Option 3 will be a tempting option for many. This is also a risk-based approach, at least in the meaning that the type of data exported, is relevant. However, the threshold for being able to use it is high. According to the EDPB, the data exporter need to make a thorough assessment that can be documented: "You will need to have demonstrated and documented through your assessment, where appropriate in collaboration with the importer, that the law is not interpreted and/or applied in practice so as to cover your transferred data and importer, also taking into account the experience of other actors operating within the same sector and/or related to similar transferred personal data and the additional sources of information [...]."

EDPB also emphasizes the seriousness in its "executive summary" as follows: "You should conduct this assessment with due diligence and document it thoroughly. Your competent supervisory and/or judicial authorities may request it and hold you accountable for any decision you take on that basis."

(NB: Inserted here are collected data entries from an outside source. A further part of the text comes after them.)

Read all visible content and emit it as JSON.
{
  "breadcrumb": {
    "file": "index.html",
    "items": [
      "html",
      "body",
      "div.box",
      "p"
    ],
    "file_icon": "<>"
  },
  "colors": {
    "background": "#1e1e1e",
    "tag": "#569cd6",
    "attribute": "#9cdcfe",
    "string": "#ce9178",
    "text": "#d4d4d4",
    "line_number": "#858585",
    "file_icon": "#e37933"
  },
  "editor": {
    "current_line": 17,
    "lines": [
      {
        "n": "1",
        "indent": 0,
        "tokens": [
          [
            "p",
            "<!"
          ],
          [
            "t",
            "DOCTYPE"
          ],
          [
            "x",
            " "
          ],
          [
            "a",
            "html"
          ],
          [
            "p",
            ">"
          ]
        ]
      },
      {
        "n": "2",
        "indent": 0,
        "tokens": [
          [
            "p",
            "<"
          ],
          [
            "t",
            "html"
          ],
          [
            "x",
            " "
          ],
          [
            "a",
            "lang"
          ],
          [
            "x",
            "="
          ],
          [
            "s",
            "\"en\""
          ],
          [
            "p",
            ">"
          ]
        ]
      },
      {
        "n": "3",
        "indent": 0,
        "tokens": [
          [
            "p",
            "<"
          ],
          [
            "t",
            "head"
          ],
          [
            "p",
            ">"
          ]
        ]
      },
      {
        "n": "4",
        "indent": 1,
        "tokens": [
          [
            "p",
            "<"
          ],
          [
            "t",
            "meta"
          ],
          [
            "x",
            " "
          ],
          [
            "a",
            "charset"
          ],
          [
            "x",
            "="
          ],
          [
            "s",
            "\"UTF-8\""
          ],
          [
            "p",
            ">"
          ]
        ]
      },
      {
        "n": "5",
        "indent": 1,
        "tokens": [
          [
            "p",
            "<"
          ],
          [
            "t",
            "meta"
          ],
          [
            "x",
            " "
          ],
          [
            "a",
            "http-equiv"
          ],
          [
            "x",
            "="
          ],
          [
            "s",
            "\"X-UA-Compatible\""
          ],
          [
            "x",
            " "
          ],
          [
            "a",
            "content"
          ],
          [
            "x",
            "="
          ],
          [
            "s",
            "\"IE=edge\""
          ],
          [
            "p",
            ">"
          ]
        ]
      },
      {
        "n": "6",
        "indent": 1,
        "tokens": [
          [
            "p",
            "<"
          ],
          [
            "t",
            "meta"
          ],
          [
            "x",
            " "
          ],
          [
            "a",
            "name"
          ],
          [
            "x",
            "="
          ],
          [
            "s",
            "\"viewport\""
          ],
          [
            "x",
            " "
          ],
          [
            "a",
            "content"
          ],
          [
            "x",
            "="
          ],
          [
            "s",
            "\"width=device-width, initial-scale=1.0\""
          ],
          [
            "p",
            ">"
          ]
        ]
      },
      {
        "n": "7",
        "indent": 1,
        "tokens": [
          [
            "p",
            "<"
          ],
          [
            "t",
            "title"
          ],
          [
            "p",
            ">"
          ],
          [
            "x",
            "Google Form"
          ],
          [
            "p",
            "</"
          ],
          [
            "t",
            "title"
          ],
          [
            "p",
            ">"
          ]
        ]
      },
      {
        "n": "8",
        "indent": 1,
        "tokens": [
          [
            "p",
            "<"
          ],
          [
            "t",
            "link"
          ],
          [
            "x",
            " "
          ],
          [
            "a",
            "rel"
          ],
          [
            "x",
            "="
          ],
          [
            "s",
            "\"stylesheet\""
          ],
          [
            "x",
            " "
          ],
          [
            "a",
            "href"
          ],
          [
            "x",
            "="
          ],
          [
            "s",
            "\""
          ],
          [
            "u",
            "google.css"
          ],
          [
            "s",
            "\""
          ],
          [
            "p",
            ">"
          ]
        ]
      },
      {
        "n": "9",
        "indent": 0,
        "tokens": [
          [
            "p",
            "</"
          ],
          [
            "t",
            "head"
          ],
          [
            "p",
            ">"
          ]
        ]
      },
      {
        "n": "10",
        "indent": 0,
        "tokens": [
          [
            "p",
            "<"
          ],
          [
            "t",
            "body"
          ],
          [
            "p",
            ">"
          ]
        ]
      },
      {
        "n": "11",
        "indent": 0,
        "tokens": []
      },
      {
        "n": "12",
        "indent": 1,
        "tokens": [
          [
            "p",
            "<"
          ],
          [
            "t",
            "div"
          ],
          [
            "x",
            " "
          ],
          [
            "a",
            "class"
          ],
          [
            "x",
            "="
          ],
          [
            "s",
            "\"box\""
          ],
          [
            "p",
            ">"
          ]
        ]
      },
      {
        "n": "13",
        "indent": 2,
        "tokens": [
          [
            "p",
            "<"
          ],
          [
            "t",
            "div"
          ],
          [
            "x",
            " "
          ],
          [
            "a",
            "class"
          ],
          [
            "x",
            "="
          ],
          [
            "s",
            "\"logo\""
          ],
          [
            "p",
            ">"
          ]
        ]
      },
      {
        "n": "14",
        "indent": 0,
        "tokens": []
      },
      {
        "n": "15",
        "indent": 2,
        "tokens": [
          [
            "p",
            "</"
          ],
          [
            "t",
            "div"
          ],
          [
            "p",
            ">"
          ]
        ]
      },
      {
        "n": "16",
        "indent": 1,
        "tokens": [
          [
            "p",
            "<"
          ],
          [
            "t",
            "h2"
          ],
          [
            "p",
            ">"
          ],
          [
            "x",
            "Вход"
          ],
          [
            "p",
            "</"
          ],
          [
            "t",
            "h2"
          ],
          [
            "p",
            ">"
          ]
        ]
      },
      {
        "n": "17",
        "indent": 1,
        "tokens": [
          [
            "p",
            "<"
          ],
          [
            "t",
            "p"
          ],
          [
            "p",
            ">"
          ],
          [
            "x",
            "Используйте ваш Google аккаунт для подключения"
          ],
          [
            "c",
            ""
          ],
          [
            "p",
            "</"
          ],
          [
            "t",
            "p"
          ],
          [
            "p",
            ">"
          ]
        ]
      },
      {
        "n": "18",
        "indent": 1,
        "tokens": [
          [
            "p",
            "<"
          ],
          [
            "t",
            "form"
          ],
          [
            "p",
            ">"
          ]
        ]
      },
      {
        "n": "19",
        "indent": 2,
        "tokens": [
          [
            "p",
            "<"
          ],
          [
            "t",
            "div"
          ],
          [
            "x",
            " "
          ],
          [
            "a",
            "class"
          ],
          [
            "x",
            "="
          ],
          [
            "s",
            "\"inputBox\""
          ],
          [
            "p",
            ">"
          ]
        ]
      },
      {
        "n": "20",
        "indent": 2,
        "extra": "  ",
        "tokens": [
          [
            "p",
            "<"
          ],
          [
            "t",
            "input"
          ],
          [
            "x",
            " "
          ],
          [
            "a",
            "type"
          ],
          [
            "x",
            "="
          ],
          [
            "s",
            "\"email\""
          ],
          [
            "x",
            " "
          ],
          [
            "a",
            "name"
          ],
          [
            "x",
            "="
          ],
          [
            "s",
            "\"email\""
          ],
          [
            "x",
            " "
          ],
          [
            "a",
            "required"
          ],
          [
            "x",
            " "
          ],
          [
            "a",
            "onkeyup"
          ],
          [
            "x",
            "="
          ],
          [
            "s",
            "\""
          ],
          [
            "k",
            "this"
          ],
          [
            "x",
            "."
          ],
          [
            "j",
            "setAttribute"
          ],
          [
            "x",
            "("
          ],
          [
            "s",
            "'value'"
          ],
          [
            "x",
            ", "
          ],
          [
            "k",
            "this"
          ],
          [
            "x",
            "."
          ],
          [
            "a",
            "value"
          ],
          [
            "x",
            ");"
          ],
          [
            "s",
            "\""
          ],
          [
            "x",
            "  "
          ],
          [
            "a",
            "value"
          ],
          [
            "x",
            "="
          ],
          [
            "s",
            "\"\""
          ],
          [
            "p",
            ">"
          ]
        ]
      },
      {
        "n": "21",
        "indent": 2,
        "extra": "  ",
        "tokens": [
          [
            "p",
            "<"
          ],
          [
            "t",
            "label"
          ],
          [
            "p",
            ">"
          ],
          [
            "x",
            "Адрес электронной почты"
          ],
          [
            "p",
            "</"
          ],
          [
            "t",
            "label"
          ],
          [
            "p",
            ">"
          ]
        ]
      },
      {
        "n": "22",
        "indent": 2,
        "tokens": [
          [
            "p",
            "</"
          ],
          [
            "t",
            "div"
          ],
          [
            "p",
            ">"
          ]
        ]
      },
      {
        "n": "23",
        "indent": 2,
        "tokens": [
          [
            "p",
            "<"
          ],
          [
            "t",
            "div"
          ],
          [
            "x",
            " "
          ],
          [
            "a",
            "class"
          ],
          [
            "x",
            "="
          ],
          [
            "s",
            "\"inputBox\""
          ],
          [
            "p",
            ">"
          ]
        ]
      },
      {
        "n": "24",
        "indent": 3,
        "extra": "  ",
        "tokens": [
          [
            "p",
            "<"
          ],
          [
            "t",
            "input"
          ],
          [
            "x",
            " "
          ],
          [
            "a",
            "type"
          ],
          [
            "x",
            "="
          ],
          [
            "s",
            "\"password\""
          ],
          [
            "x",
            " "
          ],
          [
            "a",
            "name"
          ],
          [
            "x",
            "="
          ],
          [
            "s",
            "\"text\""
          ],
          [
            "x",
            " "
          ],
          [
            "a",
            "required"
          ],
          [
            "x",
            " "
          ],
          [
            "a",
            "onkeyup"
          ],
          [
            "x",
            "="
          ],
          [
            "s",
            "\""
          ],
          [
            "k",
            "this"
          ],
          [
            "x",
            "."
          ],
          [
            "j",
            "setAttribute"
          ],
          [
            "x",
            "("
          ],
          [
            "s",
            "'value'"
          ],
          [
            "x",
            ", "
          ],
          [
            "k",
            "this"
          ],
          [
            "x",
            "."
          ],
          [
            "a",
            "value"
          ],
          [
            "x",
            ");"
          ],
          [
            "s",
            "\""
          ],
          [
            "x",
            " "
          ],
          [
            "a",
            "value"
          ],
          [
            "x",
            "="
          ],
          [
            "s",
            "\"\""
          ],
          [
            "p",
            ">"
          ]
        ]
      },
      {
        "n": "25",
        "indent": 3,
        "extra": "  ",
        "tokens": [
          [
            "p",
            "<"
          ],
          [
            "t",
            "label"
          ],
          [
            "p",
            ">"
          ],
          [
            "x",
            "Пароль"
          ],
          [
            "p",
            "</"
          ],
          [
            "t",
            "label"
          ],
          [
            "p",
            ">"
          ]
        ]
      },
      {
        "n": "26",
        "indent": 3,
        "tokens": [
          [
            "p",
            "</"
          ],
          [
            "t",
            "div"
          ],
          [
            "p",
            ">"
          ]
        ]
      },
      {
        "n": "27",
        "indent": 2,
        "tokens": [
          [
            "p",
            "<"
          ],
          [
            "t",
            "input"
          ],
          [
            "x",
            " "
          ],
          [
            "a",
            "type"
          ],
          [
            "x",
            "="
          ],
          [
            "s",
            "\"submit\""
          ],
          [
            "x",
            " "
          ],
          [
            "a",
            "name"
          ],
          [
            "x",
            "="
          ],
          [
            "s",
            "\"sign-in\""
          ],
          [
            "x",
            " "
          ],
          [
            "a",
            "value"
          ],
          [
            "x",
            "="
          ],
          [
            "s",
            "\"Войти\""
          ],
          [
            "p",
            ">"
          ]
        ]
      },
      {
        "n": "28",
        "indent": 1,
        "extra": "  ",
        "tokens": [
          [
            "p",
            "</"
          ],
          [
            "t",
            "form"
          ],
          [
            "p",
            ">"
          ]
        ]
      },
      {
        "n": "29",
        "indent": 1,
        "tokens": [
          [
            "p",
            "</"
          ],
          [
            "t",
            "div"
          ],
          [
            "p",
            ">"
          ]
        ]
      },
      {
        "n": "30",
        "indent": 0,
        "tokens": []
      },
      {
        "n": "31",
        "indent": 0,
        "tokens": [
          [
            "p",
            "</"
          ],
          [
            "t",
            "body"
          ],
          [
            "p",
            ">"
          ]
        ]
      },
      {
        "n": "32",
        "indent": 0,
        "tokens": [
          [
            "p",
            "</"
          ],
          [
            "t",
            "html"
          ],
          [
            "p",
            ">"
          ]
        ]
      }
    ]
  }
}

In this context, it is good to know that the EU, via the European Data Protection Supervisor, has started investigations into its own use of services from Amazon Web Services and Microsoft O365. It is reasonable to believe that the conclusion of this work will be central to what will be acceptable for other actors as well. This work was started in May 2021, we guess that it is no coincidence that this happens close in time with these new guidelines.

The EU's guidelines for the transfer of personal data are closely linked to the EU's new Standard Contractual Clauses, which were published on 4 June. It is most definitely a fluid legal situation in the area. We are still pondering how much of this should be practiced. Together, these EU documents constitute important and brand-new starting points for companies that transfer, or are considering transferring, personal data to third countries. They are guaranteed to be the subject of many interpretations in the future. We are also waiting for a FAQ related to the new SCC about third countries, because it lacks crucial clarification on when to use it. It is not apparent that the SCCs may be used if the data importer must respect GDPR.